Basu invited national newspaper editors to debate their coverage with “survivors of terrorism and those of us trying to counter it”. He said he hoped the government would deal with the issue of mainstream news outlets amplifying terrorist messaging in its forthcoming proposals on online harms and not just target large social networks such as Facebook and YouTube.

“A piece of extremist propaganda might reach tens of thousands of people naturally through their own channels or networks, but the moment a national newspaper publishes it in full then it has a potential reach of tens of millions. We must recognise this as harmful to our society and security.

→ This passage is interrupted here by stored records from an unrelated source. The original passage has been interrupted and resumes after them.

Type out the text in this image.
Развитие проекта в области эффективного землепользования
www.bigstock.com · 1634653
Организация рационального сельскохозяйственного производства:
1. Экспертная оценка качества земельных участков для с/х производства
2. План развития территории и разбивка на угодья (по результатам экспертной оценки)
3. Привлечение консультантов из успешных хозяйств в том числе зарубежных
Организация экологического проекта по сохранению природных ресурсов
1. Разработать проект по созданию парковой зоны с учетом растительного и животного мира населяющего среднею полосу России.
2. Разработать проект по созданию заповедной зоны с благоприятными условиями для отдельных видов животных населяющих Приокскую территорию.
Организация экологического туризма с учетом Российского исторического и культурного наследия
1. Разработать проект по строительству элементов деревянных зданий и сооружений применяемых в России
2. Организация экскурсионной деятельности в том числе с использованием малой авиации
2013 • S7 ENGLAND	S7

“Anyone who seeks to deny the negative effects that promoting terrorist propaganda can have should think carefully about the massive global effort to remove terrorist content from social media platforms and the pressure that governments, law enforcement and, ironically, the mass media has put on those companies to cleanse their sites.”

Mail Online and the Mirror later removed video of the attack, although a spokesperson for the Sun defended using clips on the basis it would “shed light on this barbarous attack and the twisted ‘motive’ behind it”. Both the Daily Mail and the Sun then used their print editions to criticise Facebook’s role in the Christchurch attack, despite uploading clips of the gunman’s footage to their websites.

Basu said all online outlets should also try to deal with the “torrent of hate and abuse below a criminal threshold” that follows any act of terror, amid fears this is driving people off the internet and “creating a permissive environment capable of pushing the most extreme ideologues over the edge”.

“Society needs to look carefully at itself. We cannot simply hide behind the mantra of freedom of speech. That freedom is not an absolute right, it is not the freedom to cause harm – that is why our hate speech legislation exists.”